As time goes on, the world becomes more complex, pluralistic, and interconnected, making it more difficult to summarize everything into one word or phrase. Even within the relatively small world of the Western classical music tradition, composers start to become more autonomous, seeking to distinguish themselves as individuals rather than be part of a broader style or movement. Most scholars agree that “modernism” as we know it is largely over, and the word “postmodernism” has now come into fairly normal use, so there is some amount of agreement there — but this label is probably going to be replaced as soon as someone comes up with a better phrase to explain what had happened during the latter half of the 20th century.

But this doesn’t mean that things are now happening in a completely chaotic or random way. In lieu of Western society’s obsession with the Greeks, its history tends to play out like a dialogue between Plato and Aristotle guised under different variations and forms. The two figures often come to represent the two poles of an ideological spectrum, going back and forth in a binary manner — the idealist vs. realist, abstract thought vs. experience, religion vs. science, simplicity vs. complexity, heavens vs. the earth, community vs. the individual, and so on. And if one pays attention to the progress and developments of Western societies, they’ll find that these are recurring patterns that happen over and over, depending on what’s popular at that particular period in time. When the pendulum is pushed in one direction too far, there is always a reaction and a movement toward the “other way”, eventually pushing back towards the center and sometimes far into the other direction. What’s unknown is how far and long these trends will go in any given time period, which makes the predicting the future a difficult task, even for certified, salaried prophets with lots of first-hand experience of predicting what’s to come.

But once you get down to it, the reason why visionaries exist to begin with is because in reality, things don’t change all that much. Science and technology can progress, often very rapidly, but the fundamentals of human social structures have maintained its “see-saw” pattern throughout the course of Western civilization’s history and timeline. I’d wager that many or most of the historical figures that are remembered today had an acute sense of where they were in relation to these types of patterns, which allowed them to navigate the tides of history in ways that others unable to do. And we call them visionaries because they “see” what’s about to happen in the world and move accordingly — the myth of the “genius” is not so much that they create something from nothing, but that they pre-empt the future by effectively drawing upon what’s already known.

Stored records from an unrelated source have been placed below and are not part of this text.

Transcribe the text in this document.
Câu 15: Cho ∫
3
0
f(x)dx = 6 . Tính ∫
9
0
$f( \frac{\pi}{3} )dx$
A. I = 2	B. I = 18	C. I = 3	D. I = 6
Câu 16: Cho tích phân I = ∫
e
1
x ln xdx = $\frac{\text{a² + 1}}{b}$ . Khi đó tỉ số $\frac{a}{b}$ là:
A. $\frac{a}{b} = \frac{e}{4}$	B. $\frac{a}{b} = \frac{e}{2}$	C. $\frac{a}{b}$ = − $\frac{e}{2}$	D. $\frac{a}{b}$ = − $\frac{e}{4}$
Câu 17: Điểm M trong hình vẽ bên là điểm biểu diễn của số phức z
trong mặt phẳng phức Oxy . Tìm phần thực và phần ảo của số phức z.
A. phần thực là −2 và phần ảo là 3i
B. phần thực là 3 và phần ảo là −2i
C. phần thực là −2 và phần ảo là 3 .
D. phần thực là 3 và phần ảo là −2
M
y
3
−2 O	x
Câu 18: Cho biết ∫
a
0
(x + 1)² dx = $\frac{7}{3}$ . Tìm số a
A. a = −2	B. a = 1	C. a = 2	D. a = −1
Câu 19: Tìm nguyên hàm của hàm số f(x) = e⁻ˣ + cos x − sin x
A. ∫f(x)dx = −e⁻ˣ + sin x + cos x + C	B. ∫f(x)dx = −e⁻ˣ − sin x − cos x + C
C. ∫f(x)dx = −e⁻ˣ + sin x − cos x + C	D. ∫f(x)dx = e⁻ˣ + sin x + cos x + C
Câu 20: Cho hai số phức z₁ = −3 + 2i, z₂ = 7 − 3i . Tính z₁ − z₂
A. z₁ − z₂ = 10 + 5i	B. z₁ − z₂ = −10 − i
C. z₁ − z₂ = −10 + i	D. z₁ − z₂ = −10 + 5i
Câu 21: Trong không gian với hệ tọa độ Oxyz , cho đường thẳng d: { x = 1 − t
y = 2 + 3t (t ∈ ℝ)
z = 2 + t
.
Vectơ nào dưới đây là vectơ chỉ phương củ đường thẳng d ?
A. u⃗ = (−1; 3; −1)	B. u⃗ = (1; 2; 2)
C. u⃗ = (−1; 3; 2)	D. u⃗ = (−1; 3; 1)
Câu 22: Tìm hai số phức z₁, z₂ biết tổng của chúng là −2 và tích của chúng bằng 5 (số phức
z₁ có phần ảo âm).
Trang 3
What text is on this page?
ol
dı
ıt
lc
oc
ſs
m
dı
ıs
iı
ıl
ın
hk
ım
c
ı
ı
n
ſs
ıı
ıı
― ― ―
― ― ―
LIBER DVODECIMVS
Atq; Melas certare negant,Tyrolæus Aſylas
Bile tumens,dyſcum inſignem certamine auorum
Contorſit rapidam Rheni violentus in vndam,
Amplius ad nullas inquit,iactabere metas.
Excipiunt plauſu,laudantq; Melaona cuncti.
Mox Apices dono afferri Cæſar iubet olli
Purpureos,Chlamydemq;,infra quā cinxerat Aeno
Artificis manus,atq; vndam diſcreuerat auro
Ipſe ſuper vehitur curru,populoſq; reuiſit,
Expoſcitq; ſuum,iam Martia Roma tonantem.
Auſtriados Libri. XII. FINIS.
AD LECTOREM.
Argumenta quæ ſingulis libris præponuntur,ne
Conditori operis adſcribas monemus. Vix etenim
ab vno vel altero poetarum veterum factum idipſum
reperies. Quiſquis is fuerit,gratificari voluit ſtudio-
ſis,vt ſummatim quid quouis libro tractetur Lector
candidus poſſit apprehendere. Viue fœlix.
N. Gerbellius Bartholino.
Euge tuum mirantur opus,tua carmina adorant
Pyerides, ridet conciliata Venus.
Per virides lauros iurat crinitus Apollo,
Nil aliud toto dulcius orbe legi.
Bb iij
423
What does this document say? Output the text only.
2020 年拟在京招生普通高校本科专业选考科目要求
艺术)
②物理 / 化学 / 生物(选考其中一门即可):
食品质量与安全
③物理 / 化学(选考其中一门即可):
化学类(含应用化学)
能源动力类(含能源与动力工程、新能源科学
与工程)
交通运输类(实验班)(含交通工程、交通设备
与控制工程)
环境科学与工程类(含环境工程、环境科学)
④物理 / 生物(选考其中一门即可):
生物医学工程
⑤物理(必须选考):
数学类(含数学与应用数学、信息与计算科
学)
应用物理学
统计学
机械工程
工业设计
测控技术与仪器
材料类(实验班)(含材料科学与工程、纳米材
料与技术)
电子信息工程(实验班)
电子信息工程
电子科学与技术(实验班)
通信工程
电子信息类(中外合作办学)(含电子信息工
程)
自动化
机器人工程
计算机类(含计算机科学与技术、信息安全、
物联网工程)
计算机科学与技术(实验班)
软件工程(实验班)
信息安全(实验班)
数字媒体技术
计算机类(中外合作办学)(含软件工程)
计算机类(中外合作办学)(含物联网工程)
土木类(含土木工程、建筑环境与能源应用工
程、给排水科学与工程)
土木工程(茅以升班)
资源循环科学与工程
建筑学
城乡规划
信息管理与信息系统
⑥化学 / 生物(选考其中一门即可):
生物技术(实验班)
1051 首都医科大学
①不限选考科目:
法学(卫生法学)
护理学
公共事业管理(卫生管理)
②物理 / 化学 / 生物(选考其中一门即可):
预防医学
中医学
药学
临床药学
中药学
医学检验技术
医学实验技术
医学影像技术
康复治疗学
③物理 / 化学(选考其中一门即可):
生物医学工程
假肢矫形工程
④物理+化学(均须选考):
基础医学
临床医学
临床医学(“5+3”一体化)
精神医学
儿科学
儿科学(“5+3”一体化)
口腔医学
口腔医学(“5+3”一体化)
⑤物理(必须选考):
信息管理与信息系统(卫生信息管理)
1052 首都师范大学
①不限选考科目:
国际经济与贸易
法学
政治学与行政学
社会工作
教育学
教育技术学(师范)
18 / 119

I’m not going to even bother writing about anything after the 70s (even the style I love the most, minimalism), since it can turn into a minefield and it’s probably not going to be on the test because there isn’t a consensus on what those periods have come to represent as of yet. But I figure that’s a good place to stop anyway since I’ll probably be writing more about those types of topics as part of my real research.

Anyway, hope someone out there finds this helpful or useful in some way! And please don’t cite this page as a source, thank you.